基于“刺激-有机体-反应”(Stimulus–Organism–Response, SOR)框架(Mehrabian & Russell,1974年),并将“期望确认模型”(Expectation Confirmation Model, ECM)(Bhattacharjee,2001年)与“信息系统成功模型”(Information Systems Success Model, ISSM)(DeLone & McLean,1992年)相结合,本研究提出了一个序列中介模型,其中信息质量(IQ)、服务质量(SerQ)和系统质量(SysQ)通过确认感和满意度影响实际使用(AU)和持续参与意向(CI)。在这里,平台质量(IQ, SerQ, SysQ)代表刺激(S),确认感和满意度构成有机体(O),而AU和CI构成反应(R),捕捉到自愿重新注册的学习者的持续参与情况。

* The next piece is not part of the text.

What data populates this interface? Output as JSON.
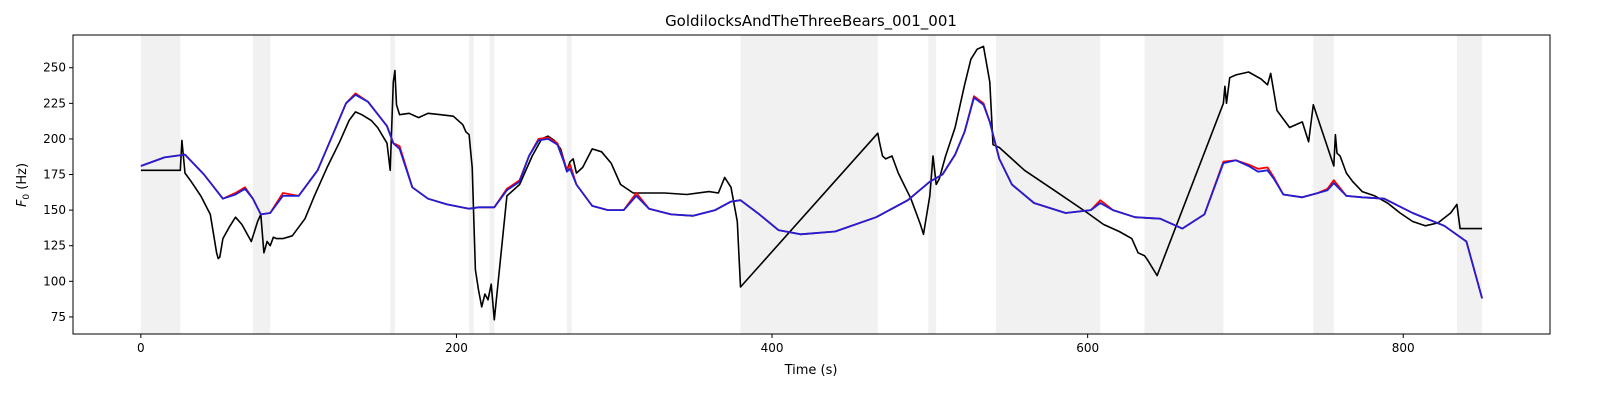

后疫情时代的加速数字化使高等教育中的学习者,特别是在管理教育领域,能够超越僵化的、以教师为主导的模式,转向更加自主和反思性的学习路径(Fang等人,2023年;Mahapatra & Pandey,2025年)。然而,大多数关于商业和管理背景下MOOC采用的先前研究主要基于西方背景,发展中国家的学习者视角尚未得到充分探索(Papadakis,2023年)。为了弥合这些背景差异,本研究收集了323名在印度大学攻读本科、研究生或博士管理专业的自主学习者的数据,他们都自愿重新注册了他们选择的任何在线平台上的MOOC课程。
研究结果揭示了确认感和满意度在平台质量(IQ, SerQ, SysQ)与实际使用(AU)和持续参与意向(CI)之间所有提出的关系中的部分中介作用。本研究通过应用“他教法”视角来分析技术采用后的学习者行为,推进了对异步数字学习环境中学习者能动性和动机的理解。此外,研究还通过提供技术刺激如何影响自主学习者在MOOC背景下重新注册决策的细致理解,扩展了SOR框架。实际上,这些发现为MOOC设计者提供了宝贵的指导,特别是对于商业和管理领域的专业课程,帮助他们创建符合“他教法”原则的、具有适应性和自主性的学习环境。
本文的其余部分安排如下:第2节介绍理论背景和文献综述,第3节解释研究方法,第4节报告结果和主要发现,第5节提供讨论和意义,第6节强调研究的局限性和未来研究方向,第7节总结全文。